Auschwitz Memorial Day was once again marked as peace shattered by war. WGN Radio 720
OSWIECIM, Poland (AP) — As the horrors of war once again shatter peace in Europe, survivors of Auschwitz-Birkenau follow the liberation of Nazi Germany’s death camps in the final months of World War II. We are gathering on Friday to mark our 78th anniversary.
A former concentration camp and extermination camp in the town of Oświęcim in southern Poland, occupied by German forces during World War II, targeted Jews, Poles, Soviet prisoners of war, Roma and others. It became a place where they were systematically murdered for elimination by Adolf Hitler and his minions.
[Atotalofabout11millionpeoplewerekilledinthisvastcomplexbeforeitwasliberatedbySovietforceson27January1945][1945年1月27日にソビエト軍によって解放される前に、合計で約110万人がこの広大な複合施設で殺害されました。
Today, with the ruins of barracks, barbed wire and gas chambers, the site is one of the world’s most famous symbols of evil and a place of pilgrimage for millions of people who have been pilgrimages to the “never again.” It stands as an admonition not to.
But just 300 kilometers (185 miles) from Ukraine, a Russian invasion has wreaked unimaginable death and destruction. This is a conflict in the minds of many who pay tribute to the victims of 80 years ago.
Russian President Vladimir Putin attends a ceremony marking the 60th anniversary of the camp’s liberation in 2005.
According to the Auschwitz-Birkenau National Museum, no Russian officials were invited this year because of Russia’s attack on Ukraine.
Pole Bogdan Bartnikovsky, who was 12 years old when he was deported to Auschwitz, said he was traumatized by the images he saw on television last February of refugees fleeing Ukraine after the all-out Russian invasion of Ukraine. said to have evoked the memory of
He was stunned to see a little girl in a crowd of refugees holding her mother in one hand and a teddy bear in the other.
“It was literally a blow to the head because I suddenly saw for the first time in almost 80 years what I had seen on the freight train when it was being transported to Auschwitz. ,” said Bartnikowski, now 91.
Bartnikowski was one of several Auschwitz survivors who told journalists about their experiences on the eve of Friday’s memorial service.
Another, Stefania Wernik, born in November 1944, three months before the liberation of Auschwitz, said Auschwitz was “hell on earth”.

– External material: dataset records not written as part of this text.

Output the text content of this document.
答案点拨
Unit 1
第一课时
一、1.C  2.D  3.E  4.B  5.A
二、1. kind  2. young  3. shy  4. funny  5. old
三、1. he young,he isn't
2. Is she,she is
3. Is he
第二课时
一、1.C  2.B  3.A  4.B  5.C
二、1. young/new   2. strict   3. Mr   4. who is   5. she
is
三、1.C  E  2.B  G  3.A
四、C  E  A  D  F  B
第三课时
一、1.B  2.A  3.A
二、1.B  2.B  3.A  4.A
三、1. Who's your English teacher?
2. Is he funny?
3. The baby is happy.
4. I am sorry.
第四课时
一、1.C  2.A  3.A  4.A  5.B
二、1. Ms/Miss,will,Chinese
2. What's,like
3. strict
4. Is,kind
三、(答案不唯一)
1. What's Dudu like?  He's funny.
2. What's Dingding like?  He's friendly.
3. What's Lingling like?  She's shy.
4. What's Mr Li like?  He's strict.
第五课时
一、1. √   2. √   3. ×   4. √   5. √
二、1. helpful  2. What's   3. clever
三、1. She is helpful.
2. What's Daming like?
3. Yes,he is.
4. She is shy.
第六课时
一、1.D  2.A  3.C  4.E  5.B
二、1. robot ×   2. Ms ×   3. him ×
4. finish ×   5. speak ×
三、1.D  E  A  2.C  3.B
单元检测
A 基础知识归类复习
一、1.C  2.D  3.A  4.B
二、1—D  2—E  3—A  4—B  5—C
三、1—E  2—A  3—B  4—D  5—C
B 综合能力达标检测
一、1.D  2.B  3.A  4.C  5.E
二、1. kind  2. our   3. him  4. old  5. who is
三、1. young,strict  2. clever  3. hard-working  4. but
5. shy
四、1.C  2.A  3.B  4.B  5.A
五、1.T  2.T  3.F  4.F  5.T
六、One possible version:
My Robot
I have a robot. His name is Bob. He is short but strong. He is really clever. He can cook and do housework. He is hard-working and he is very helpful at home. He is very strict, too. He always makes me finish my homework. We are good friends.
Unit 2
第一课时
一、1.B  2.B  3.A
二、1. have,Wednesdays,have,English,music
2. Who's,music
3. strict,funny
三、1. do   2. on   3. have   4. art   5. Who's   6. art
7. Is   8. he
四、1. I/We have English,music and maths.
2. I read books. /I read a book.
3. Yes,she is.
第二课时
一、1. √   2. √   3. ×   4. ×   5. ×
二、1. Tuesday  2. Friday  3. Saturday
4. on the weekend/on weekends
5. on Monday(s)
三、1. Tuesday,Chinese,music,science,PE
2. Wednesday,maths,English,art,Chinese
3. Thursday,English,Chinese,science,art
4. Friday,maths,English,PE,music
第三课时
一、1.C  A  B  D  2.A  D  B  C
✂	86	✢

She said she was so tiny when she was born that the Nazis tattooed her number, 89136, on her thigh. She was washed in cold water, wrapped in rags and subjected to medical experiments.
Still, the mother’s milk was plentiful and both survived. After the war, when her mother returned to her parents’ home and was reunited with her husband, she said, “Everyone in the village came to see it and said it was a miracle.”

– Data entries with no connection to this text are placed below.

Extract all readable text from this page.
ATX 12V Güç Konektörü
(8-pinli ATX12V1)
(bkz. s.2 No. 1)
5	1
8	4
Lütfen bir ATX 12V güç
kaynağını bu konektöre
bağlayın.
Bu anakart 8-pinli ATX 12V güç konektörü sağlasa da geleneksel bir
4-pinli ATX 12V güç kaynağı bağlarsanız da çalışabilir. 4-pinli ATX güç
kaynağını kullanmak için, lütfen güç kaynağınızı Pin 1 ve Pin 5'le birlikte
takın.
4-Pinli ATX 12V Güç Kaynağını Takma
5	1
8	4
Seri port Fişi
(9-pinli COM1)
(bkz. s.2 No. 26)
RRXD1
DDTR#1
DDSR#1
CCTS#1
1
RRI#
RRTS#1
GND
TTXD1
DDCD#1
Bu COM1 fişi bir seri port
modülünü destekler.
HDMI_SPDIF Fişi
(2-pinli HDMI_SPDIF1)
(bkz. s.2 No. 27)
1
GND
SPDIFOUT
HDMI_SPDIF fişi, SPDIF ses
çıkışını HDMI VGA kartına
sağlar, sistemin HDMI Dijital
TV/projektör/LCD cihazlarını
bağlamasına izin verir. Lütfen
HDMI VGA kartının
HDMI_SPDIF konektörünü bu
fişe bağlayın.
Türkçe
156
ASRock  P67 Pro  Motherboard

She read a message calling on the next generation to be wary of insidious ideologies.
“No more fascism that brings death, genocide, crime, genocide and loss of human dignity,” she said.
Among those expected to attend the memorial service on Friday is Doug Emhoff, the husband of US Vice President Kamala Harris.
The Germans established Auschwitz in 1940 for Polish prisoners. They then expanded the complex and built a death chamber and a crematorium. There, Jews from all over Europe were murdered on trains.
Elsewhere in the world, events were scheduled for Friday to mark International Holocaust Remembrance Day, the annual anniversary enacted by a 2005 United Nations resolution.
About 6 million European Jews were killed in the Holocaust, and millions more in the World Wars that lasted from 1939 to 1945.